Music to Absolutely No One's Ears

Hey Rhonda,

So, I understand you're a music lover, eh? Well, perhaps more accurately, I hear you're a music lover. Hold on, even more accurately, I've been given undeniable proof of your musical affections courtesy of the unrelenting, shrill, off-key renditions of Top 40 hits you perform every Monday, Tuesday, Wednesday, Thursday, and Friday. Or, for all intents and purposes, every goddamn day of the week.

What is that? What's going on? Explain yourself please.

Maybe you're just misunderstanding the concept of the radio. See, it's this thing where musicians--fancy word for "song makers"--put their music so it can then be played on the airwaves---fancy word for "invisible sound lines"--and then be shared with listeners across the world. And, so far, it seems like a pretty decent model of distribution. They don't need your help. It's doing just fine.

Now I understand, with the advent of internet radio and bit torrents and cloud players, that you want to get in on this next generation of music marketing. You may think you've stumbled upon a way to make popular music even more popular. (And that process somehow involves the keen sense of timing accompanying your not-at-all disturbing pelvic gyrations.) But let me assure you, it's just not the case.

When you shriek along with that "hot new Bieber track," it doesn't make me want to listen to Justin Bieber any more than I already didn't. It just makes me want to punch you in your voice box until it spits out a cure for the audio herpes you've given my earholes. And don't get me started on the whistling...

Oh, ya know what? Fuck it. Let's talk about the whistling.

There is a time when whistling along with a song is permissable. And that time is when the song you're whistling along with features actual fucking whistling! That's it! When that Flo Rida song comes on, go ahead, let loose, go nuts, do your thing. Do it any other time and you only prove that A) you don't know the actual lyrics or B) you have nothing else to fill the vast voids of communicative silence in your life because you can't be bothered thinking of words to speak. What's next? Growling? Oinking? Elbow clapping? It's a slippery slope...is what I'm saying.

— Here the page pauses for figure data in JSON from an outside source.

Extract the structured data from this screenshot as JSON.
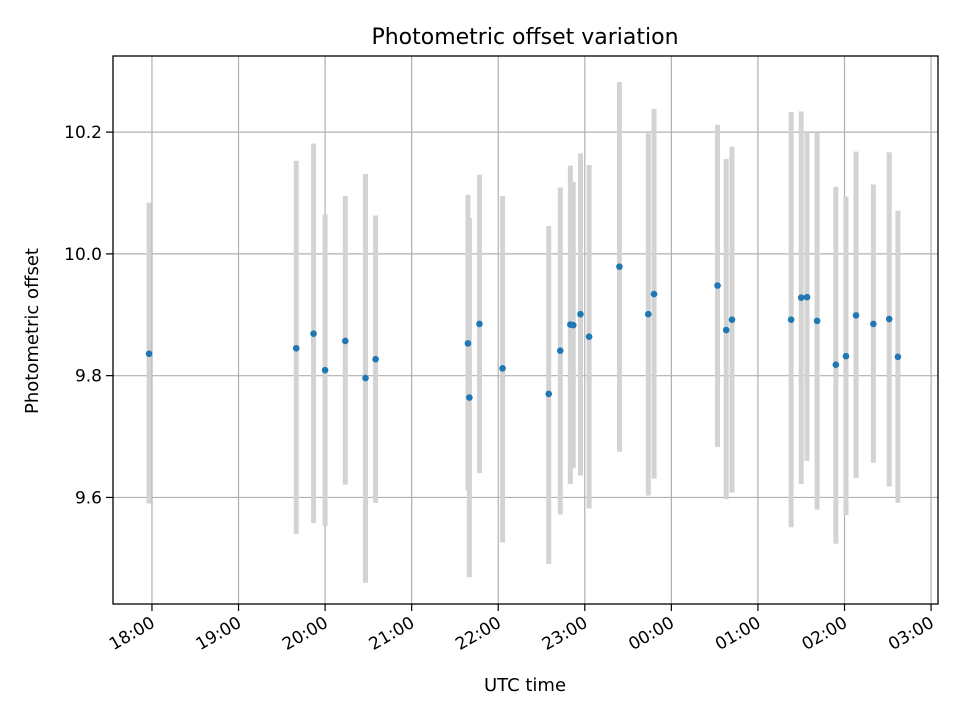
{
  "chart_data": {
    "type": "scatter",
    "title": "Photometric offset variation",
    "xlabel": "UTC time",
    "ylabel": "Photometric offset",
    "x_ticks": [
      "18:00",
      "19:00",
      "20:00",
      "21:00",
      "22:00",
      "23:00",
      "00:00",
      "01:00",
      "02:00",
      "03:00"
    ],
    "y_ticks": [
      "9.6",
      "9.8",
      "10.0",
      "10.2"
    ],
    "xlim_hours": [
      17.55,
      27.08
    ],
    "ylim": [
      9.425,
      10.325
    ],
    "grid": true,
    "marker_color": "#1f77b4",
    "errorbar_color": "#d3d3d3",
    "points": [
      {
        "t": "17:58",
        "y": 9.836,
        "lo": 9.59,
        "hi": 10.084
      },
      {
        "t": "19:40",
        "y": 9.845,
        "lo": 9.54,
        "hi": 10.153
      },
      {
        "t": "19:52",
        "y": 9.869,
        "lo": 9.558,
        "hi": 10.181
      },
      {
        "t": "20:00",
        "y": 9.809,
        "lo": 9.553,
        "hi": 10.065
      },
      {
        "t": "20:14",
        "y": 9.857,
        "lo": 9.621,
        "hi": 10.095
      },
      {
        "t": "20:28",
        "y": 9.796,
        "lo": 9.46,
        "hi": 10.131
      },
      {
        "t": "20:35",
        "y": 9.827,
        "lo": 9.591,
        "hi": 10.063
      },
      {
        "t": "21:39",
        "y": 9.853,
        "lo": 9.612,
        "hi": 10.097
      },
      {
        "t": "21:40",
        "y": 9.764,
        "lo": 9.469,
        "hi": 10.059
      },
      {
        "t": "21:47",
        "y": 9.885,
        "lo": 9.64,
        "hi": 10.13
      },
      {
        "t": "22:03",
        "y": 9.812,
        "lo": 9.526,
        "hi": 10.095
      },
      {
        "t": "22:35",
        "y": 9.77,
        "lo": 9.491,
        "hi": 10.046
      },
      {
        "t": "22:43",
        "y": 9.841,
        "lo": 9.572,
        "hi": 10.109
      },
      {
        "t": "22:50",
        "y": 9.884,
        "lo": 9.622,
        "hi": 10.145
      },
      {
        "t": "22:52",
        "y": 9.883,
        "lo": 9.648,
        "hi": 10.118
      },
      {
        "t": "22:57",
        "y": 9.901,
        "lo": 9.636,
        "hi": 10.165
      },
      {
        "t": "23:03",
        "y": 9.864,
        "lo": 9.582,
        "hi": 10.146
      },
      {
        "t": "23:24",
        "y": 9.979,
        "lo": 9.675,
        "hi": 10.282
      },
      {
        "t": "23:44",
        "y": 9.901,
        "lo": 9.603,
        "hi": 10.198
      },
      {
        "t": "23:48",
        "y": 9.934,
        "lo": 9.631,
        "hi": 10.238
      },
      {
        "t": "00:32",
        "y": 9.948,
        "lo": 9.683,
        "hi": 10.212
      },
      {
        "t": "00:38",
        "y": 9.875,
        "lo": 9.597,
        "hi": 10.156
      },
      {
        "t": "00:42",
        "y": 9.892,
        "lo": 9.608,
        "hi": 10.176
      },
      {
        "t": "01:23",
        "y": 9.892,
        "lo": 9.551,
        "hi": 10.233
      },
      {
        "t": "01:30",
        "y": 9.928,
        "lo": 9.622,
        "hi": 10.234
      },
      {
        "t": "01:34",
        "y": 9.929,
        "lo": 9.66,
        "hi": 10.2
      },
      {
        "t": "01:41",
        "y": 9.89,
        "lo": 9.58,
        "hi": 10.199
      },
      {
        "t": "01:54",
        "y": 9.818,
        "lo": 9.524,
        "hi": 10.11
      },
      {
        "t": "02:01",
        "y": 9.832,
        "lo": 9.571,
        "hi": 10.094
      },
      {
        "t": "02:08",
        "y": 9.899,
        "lo": 9.632,
        "hi": 10.168
      },
      {
        "t": "02:20",
        "y": 9.885,
        "lo": 9.657,
        "hi": 10.114
      },
      {
        "t": "02:31",
        "y": 9.893,
        "lo": 9.618,
        "hi": 10.167
      },
      {
        "t": "02:37",
        "y": 9.831,
        "lo": 9.591,
        "hi": 10.071
      }
    ]
  }
}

So if you'd be kind enough to leave the singing and/or whistling to the people who get paid to sing and/or whistle their songs on the radio, that would be swell. Then you can get back to doing whatever it is they still pay you to do. (I wanna say soap refiller?)

- Your coworker


  1. One time I went on a camping trip with some coworkers. One guy, E, spent the entire weekend jonesin' for Adele. This was exacerbated by S spending the weekend trolling E by singing the opening bar (but no more) of Someone Like You most of the weekend, which was funny for a day...maybe. The kicker was that on the car trip back, Adele came on the radio, the moment that E had been waiting for all weekend. L, who fancied herself a Great Voice who must share her gift, decided that the song would be enhanced if she sang along to the whole thing. Normally (so I understand), if sing-alongs are kosher, everyone will chime in. There was a notable silence that permeated the car, save for lo-fi Adele and L's grating coloratura.

  2. That's rough. It sounds like this L person might need a good talkin' to about when it's appropriate to sing along with the radio.